But unlike Kurdi, El Akkad’s boy is the sole survivor of the wreck of a fishing boat crammed with refugees seeking a better life. The boy, nine-year-old Amir, slowly awakes. When he sees two men in white containment suits rush toward him, Amir races away into the trees. The chase is on.
What Strange Paradise, which earlier this month won the Scotiabank Giller Prize, is a bleak account of escaping refugees and a world which wants nothing to do with them. Not only does it show humanity at its worst, the novel also reveals glimpses of humanity at its best.
Central to that story is Vanna Hermes, the 15-year-old girl who rescues Amir as he flees from the soldiers who pursue him. Vanna has no apparent reason to help the boy, but she immediately shelters him and advocates on his behalf. She stays with Amir for days as he awaits passage to safety.
Although Amir and Vanna have no language in common, he eventually mouths her word for “thank you.” She has never been the recipient of gratitude “and it feels good, feels cleansing.”
Small and large acts of generosity — a piece of orange handed through the floorboards of the fishing boat, a bureaucrat who finds a possible route of escape for Amir and a young soldier who refuses to take him captive — provide signs of the largeness of the human soul.
Mostly, however, the refugees are treated as human garbage. Emblematic of that tendency is the cynical Mohamed, “the smuggler’s apprentice” who oversees the doomed fishing boat. “Conscience, brother, is the enemy of survival,” he tells those on board.
Later, a bookish shipmate tells Mohamed, “Books are good for the soul. Books will ween you off cruelty.”
Mohamed responds: “And what will you be left with then?”
To those with idealism and hope about life in the West, he argues for a moral equivalence between the capitalist West and the brutal regimes from which they have fled. “‘You sad, stupid people,’ he said. ‘Look at what you’ve done to yourselves. The West you talk about doesn’t exist. It’s a fairy tale, a fantasy. …’ ”
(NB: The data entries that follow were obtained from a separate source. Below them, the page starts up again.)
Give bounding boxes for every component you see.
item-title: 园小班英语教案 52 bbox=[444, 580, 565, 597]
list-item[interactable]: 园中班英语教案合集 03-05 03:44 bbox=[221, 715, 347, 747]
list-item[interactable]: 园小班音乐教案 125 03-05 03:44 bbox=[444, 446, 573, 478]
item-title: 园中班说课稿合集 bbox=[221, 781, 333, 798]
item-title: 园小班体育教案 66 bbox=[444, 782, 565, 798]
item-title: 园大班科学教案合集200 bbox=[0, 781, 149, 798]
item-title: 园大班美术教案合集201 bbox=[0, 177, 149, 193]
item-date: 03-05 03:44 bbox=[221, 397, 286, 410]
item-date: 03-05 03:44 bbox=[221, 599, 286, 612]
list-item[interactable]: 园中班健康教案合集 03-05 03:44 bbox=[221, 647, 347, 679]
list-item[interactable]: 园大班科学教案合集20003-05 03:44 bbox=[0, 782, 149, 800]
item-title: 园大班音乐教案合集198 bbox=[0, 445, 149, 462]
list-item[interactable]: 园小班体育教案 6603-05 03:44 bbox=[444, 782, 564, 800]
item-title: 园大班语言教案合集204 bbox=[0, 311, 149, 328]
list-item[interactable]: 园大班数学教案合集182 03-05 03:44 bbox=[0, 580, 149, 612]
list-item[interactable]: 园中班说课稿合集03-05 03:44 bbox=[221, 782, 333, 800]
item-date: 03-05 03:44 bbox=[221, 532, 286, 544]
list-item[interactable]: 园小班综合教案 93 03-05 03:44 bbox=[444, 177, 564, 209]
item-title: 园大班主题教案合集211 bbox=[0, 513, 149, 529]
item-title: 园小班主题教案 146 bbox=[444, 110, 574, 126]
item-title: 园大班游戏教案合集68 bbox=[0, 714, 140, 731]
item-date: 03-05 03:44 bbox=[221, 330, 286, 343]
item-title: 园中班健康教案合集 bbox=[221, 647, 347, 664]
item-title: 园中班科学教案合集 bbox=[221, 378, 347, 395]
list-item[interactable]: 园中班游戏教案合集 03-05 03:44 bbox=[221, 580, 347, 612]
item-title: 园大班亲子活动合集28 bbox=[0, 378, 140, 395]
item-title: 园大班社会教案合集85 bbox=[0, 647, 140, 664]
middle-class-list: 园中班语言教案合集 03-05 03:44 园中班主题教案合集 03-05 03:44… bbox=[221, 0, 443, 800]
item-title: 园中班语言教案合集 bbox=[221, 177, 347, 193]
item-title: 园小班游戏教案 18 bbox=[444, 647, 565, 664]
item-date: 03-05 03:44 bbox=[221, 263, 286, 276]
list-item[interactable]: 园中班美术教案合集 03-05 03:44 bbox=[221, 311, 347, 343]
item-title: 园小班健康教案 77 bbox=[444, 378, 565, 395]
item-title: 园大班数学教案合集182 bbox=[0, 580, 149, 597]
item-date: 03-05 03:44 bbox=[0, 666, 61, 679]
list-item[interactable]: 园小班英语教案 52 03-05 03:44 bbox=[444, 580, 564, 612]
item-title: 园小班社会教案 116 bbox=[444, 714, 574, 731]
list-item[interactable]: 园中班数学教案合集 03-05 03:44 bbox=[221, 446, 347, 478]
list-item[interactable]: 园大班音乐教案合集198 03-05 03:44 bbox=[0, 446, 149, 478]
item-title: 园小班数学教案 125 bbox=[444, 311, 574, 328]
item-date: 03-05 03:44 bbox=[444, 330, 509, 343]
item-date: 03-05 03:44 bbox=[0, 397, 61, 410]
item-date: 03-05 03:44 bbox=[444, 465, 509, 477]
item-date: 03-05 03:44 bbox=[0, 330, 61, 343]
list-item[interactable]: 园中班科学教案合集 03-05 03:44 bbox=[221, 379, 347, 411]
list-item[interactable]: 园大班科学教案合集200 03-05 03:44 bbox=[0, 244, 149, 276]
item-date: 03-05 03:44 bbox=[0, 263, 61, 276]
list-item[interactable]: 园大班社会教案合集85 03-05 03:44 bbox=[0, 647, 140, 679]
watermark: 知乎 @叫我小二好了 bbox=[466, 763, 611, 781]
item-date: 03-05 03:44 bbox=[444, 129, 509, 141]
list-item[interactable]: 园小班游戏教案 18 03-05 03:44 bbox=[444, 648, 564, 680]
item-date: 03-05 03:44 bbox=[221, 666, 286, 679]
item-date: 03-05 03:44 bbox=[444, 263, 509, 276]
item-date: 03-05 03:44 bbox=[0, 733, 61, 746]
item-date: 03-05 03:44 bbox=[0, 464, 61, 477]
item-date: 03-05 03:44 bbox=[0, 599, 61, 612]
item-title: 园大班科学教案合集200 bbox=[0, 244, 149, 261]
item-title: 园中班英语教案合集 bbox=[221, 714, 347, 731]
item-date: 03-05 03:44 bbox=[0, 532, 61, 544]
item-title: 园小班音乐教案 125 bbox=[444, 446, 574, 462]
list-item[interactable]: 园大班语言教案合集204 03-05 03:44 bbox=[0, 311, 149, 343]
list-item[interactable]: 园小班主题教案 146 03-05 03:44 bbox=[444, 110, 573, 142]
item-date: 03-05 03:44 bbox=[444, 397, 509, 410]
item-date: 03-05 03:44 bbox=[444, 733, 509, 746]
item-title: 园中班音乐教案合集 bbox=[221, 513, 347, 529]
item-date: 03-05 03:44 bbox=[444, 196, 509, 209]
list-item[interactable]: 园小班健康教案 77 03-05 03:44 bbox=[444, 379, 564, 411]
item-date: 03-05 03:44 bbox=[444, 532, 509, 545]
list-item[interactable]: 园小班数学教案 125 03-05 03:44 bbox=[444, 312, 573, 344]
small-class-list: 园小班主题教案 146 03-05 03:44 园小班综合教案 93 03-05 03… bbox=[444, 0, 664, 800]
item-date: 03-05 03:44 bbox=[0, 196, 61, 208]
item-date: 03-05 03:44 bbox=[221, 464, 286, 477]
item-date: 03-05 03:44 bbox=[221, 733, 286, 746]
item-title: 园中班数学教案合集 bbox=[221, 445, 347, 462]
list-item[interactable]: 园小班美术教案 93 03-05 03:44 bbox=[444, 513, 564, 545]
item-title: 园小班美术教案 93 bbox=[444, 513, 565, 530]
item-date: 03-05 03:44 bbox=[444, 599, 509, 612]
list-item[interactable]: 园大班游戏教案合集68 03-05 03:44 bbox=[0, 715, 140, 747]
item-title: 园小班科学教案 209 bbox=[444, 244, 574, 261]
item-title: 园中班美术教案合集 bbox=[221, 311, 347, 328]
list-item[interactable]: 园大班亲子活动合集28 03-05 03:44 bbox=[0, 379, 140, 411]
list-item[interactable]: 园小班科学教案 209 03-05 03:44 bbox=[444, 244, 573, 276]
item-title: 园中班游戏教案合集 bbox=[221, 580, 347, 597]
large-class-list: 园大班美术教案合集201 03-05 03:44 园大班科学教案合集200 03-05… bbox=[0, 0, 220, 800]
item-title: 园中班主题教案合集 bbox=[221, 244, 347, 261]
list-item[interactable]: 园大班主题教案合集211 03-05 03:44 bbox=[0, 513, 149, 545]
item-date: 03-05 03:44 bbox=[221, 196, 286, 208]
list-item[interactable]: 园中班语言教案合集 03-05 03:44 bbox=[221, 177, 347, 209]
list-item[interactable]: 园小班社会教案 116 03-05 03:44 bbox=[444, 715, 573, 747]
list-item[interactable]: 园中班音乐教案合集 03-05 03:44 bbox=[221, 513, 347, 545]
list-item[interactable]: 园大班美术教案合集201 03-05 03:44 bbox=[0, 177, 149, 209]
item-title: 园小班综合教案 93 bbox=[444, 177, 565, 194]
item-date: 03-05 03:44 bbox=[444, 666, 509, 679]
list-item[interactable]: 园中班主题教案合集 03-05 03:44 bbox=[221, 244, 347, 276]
The world is divided not into the good and the bad, but into those who are engines and those who are fuel. The refugees, Mohamed said, can change their names, their accents and even the colour of their skin. But those in the West “will always be engines and you will always, always be fuel.”
El Akkad divides his story into 30 brief chapters, alternating between events before Amir’s appearance on the shore and those afterward. Those after the shipwreck are perhaps not so crass and brutal, but the same dynamic prevails. An army colonel assumes the role Mohamed had on the boat. He views refugees who wash ashore on the island as “illegals” and strives to preserve the local tourist industry from the unpleasant feelings caused by those dead bodies on the beach.
The reader is left to wonder whether Mohamed is wrong in his cynical assessments and how much we are like the indifferent tourists who just want to spend a quiet two weeks on a sunny beach with no unpleasant distractions.
It is ironic that the novel’s most saint-like character is a teenage girl who cannot get along with her parents but who has an instinctive desire to help a boy with whom she has nothing in common. That is an act of conscience, and it is key to the boy’s survival. He’s not her problem, but she helps him anyway.
Like those crammed into the beat-up fishing boat, human beings do share a common fate. We also have options. We can remain true to our consciences, or we can maintain that people are either engines or they are fuel. Or, like those at the resort, we can be indifferent to the suffering of others. Even if we avoid the callous second option, it doesn’t mean we have chosen the first. Indifference remains the unspoken preference for those who constrain their outlook to the tight horizons of the self.